Le texte de cette page a été corrigé et est conforme au fac-similé.

voix basse, mais avec un accent énergique, qui fit frémir Louis de Winchestre : — Il est bien mort ! — Cet homme c’était le Roi.

Il regagna sa tribune à pas lents, et, passant devant le jeune Belge, il parut frappé d’étonnement à sa vue, quoiqu’un voile noir lui dérobât entièrement ses traits. Mais Louis de Winchestre ne témoigna pas la moindre émotion, et le cruel monarque passa outre.

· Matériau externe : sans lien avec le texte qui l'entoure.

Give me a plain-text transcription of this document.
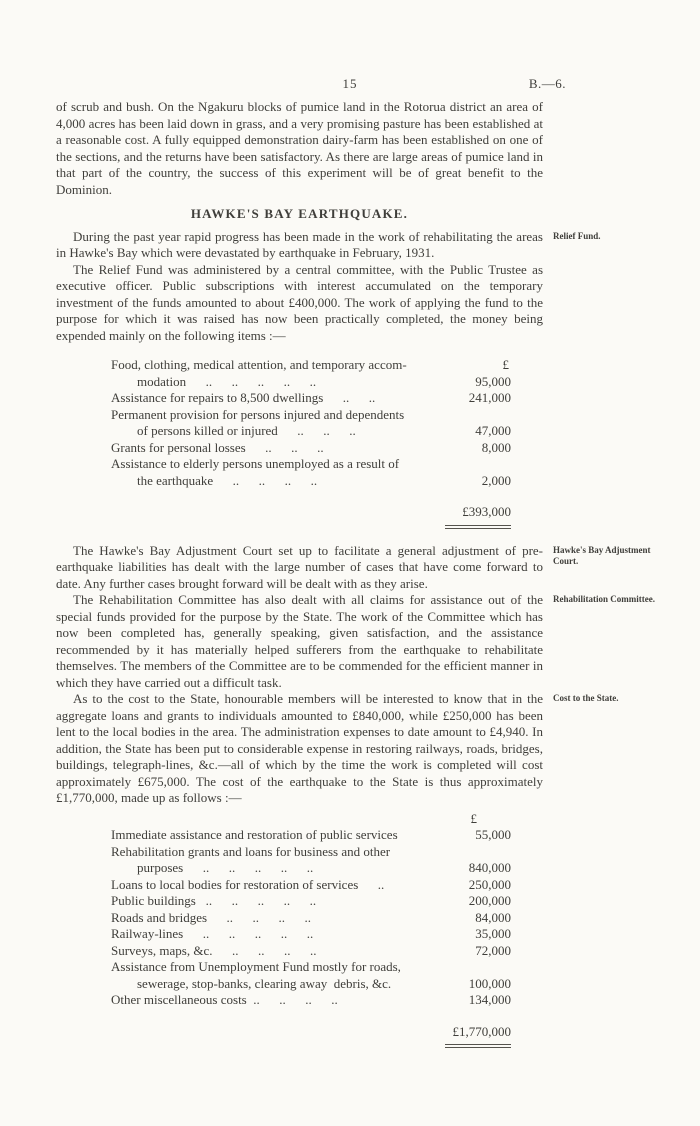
15	B.—6.

of scrub and bush. On the Ngakuru blocks of pumice land in the Rotorua district an area of 4,000 acres has been laid down in grass, and a very promising pasture has been established at a reasonable cost. A fully equipped demonstration dairy-farm has been established on one of the sections, and the returns have been satisfactory. As there are large areas of pumice land in that part of the country, the success of this experiment will be of great benefit to the Dominion.

HAWKE'S BAY EARTHQUAKE.
During the past year rapid progress has been made in the work of rehabilitating the areas in Hawke's Bay which were devastated by earthquake in February, 1931.
Relief Fund.

The Relief Fund was administered by a central committee, with the Public Trustee as executive officer. Public subscriptions with interest accumulated on the temporary investment of the funds amounted to about £400,000. The work of applying the fund to the purpose for which it was raised has now been practically completed, the money being expended mainly on the following items :—

£
Food, clothing, medical attention, and temporary accom-
modation      ..      ..      ..      ..      ..	95,000
Assistance for repairs to 8,500 dwellings      ..      ..	241,000
Permanent provision for persons injured and dependents
of persons killed or injured      ..      ..      ..	47,000
Grants for personal losses      ..      ..      ..	8,000
Assistance to elderly persons unemployed as a result of
the earthquake      ..      ..      ..      ..	2,000
£393,000
The Hawke's Bay Adjustment Court set up to facilitate a general adjustment of pre-earthquake liabilities has dealt with the large number of cases that have come forward to date. Any further cases brought forward will be dealt with as they arise.
Hawke's Bay Adjustment Court.
The Rehabilitation Committee has also dealt with all claims for assistance out of the special funds provided for the purpose by the State. The work of the Committee which has now been completed has, generally speaking, given satisfaction, and the assistance recommended by it has materially helped sufferers from the earthquake to rehabilitate themselves. The members of the Committee are to be commended for the efficient manner in which they have carried out a difficult task.
Rehabilitation Committee.
As to the cost to the State, honourable members will be interested to know that in the aggregate loans and grants to individuals amounted to £840,000, while £250,000 has been lent to the local bodies in the area. The administration expenses to date amount to £4,940. In addition, the State has been put to considerable expense in restoring railways, roads, bridges, buildings, telegraph-lines, &c.—all of which by the time the work is completed will cost approximately £675,000. The cost of the earthquake to the State is thus approximately £1,770,000, made up as follows :—
Cost to the State.
£
Immediate assistance and restoration of public services	55,000
Rehabilitation grants and loans for business and other
purposes      ..      ..      ..      ..      ..	840,000
Loans to local bodies for restoration of services      ..	250,000
Public buildings   ..      ..      ..      ..      ..	200,000
Roads and bridges      ..      ..      ..      ..	84,000
Railway-lines      ..      ..      ..      ..      ..	35,000
Surveys, maps, &c.      ..      ..      ..      ..	72,000
Assistance from Unemployment Fund mostly for roads,
sewerage, stop-banks, clearing away  debris, &c.	100,000
Other miscellaneous costs  ..      ..      ..      ..	134,000
£1,770,000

Les juges se consultaient tout bas : après une courte délibération le grand-inquisiteur prononça la sentence : — Il était coupable, dit-il, puisque Dieu l’a abandonné : coupable d’hérésie et de sacrilège, pour avoir révélé une fausse vision ; coupable de magie et de pacte avec le diable, puisqu’il a souffert la torture sans se plaindre, ce qui ne peut provenir que de maléfice. Qu’on laisse pourrir son cadavre ! et que ses os soient ensuite recueillis pour être brûlés !

On emporta le corps encore roide et gonflé du franciscain, et un autre accusé fut introduit.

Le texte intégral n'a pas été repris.